I'm so glad I was able to read the library's copy of this book rather than buying it for my own, because although I learned quite a bit about illuminated manuscripts, I came away with the impression that this author is one person whom I would not enjoy hosting in my home, because he would find so much to critique. Nor is he an author whom I would care to personally compensate for his writing.
He lost no opportunity to cast aspersions on Americans - everyone from the workers at New York City's Morgan library and the interns at Getty Museum, to the (female!) American scholar who dared suggest a name for one of the scribes who worked on the Hengwrt Chaucer. Did he really have to tell his readers that "In America anyone in uniform assumes you are a felon until proven otherwise." Really? How did he convince his editor to leave comments like these in the book?

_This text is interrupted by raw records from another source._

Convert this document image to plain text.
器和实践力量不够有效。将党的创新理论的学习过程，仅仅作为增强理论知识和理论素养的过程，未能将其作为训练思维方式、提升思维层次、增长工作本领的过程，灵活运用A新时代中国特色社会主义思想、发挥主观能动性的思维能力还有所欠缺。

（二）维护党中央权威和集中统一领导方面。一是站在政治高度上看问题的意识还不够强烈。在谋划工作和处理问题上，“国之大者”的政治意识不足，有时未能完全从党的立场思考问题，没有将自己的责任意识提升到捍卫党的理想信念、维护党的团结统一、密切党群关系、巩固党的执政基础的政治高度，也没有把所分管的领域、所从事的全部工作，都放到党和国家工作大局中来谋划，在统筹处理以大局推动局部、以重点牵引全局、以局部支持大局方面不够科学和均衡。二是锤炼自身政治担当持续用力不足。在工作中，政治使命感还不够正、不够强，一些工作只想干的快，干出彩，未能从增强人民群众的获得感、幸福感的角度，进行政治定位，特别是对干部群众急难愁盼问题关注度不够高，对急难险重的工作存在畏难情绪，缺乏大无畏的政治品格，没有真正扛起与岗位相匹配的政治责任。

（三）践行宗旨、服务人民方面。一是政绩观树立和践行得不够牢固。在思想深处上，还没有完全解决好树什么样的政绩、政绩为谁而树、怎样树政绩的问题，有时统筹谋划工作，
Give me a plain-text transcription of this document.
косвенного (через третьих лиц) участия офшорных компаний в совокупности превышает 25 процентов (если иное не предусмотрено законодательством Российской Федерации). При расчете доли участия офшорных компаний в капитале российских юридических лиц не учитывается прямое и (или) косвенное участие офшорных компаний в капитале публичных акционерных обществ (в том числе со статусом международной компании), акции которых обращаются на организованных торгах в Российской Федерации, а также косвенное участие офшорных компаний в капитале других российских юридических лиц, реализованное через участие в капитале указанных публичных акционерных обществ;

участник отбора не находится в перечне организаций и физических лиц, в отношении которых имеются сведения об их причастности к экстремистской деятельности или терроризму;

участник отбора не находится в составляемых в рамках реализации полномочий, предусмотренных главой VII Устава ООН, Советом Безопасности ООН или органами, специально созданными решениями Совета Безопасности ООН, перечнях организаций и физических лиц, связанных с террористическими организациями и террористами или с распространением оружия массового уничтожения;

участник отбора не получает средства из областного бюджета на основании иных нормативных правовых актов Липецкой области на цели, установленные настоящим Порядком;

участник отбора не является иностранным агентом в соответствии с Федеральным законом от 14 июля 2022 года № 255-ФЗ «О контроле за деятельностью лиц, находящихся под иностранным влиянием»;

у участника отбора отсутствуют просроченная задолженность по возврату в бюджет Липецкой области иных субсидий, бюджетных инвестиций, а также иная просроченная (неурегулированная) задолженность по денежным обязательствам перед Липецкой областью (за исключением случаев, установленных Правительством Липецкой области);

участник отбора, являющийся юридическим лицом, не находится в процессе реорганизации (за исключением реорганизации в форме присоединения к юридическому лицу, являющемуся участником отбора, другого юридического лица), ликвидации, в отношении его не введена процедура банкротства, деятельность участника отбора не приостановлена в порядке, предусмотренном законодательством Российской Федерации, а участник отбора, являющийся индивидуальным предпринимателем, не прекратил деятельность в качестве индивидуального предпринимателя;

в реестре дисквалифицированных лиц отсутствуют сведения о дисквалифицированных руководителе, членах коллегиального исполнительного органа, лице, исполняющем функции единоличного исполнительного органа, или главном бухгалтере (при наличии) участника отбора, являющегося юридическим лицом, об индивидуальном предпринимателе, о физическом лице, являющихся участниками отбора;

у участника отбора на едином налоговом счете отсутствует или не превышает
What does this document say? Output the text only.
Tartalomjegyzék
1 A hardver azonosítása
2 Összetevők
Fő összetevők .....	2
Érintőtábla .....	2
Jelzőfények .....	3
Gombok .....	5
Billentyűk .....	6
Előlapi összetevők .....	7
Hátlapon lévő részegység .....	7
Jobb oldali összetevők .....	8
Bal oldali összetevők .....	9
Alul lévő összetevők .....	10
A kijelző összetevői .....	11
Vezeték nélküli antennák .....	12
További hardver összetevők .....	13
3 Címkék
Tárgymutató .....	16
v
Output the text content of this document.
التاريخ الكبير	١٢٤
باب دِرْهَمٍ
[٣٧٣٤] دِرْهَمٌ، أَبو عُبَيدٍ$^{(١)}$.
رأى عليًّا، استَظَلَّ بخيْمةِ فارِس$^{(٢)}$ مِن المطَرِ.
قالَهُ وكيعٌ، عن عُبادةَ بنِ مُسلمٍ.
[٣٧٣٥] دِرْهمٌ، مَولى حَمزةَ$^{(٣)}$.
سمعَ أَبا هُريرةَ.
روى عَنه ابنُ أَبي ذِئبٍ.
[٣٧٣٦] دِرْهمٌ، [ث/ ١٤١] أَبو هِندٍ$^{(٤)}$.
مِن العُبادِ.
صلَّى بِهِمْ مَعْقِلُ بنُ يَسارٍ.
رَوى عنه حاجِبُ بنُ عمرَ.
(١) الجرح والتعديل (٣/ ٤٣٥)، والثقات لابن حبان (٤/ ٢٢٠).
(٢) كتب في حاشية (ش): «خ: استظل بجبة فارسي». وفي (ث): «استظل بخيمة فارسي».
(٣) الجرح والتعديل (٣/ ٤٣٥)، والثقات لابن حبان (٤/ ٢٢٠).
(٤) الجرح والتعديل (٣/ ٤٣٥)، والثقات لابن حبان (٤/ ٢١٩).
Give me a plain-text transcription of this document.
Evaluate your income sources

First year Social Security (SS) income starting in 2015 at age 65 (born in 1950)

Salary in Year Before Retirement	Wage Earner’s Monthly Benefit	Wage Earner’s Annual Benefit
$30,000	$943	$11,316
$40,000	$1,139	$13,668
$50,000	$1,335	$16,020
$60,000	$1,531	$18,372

And every time he mentioned his wife, he made her sound like a rather shallow twit.

I'm neither British nor scholarly enough to know what an invigilator does (maybe the person who makes sure he wears those nasty white gloves?), nor much about heraldry. Perhaps a short glossary would have saved me from turning to a nasty digital device to find answers.

Yes, I'm being somewhat harsh in my review, but please, Mr. DE HAMEL, why did you not use space devoted to such comments to useful insights about those manuscripts?
Please note, I wrote his last name in all caps because when attempting to determine whether or not to capitalize the "D" in DE HAMEL by looking through the book itself, I discovered that in every instance, his entire name was written that way.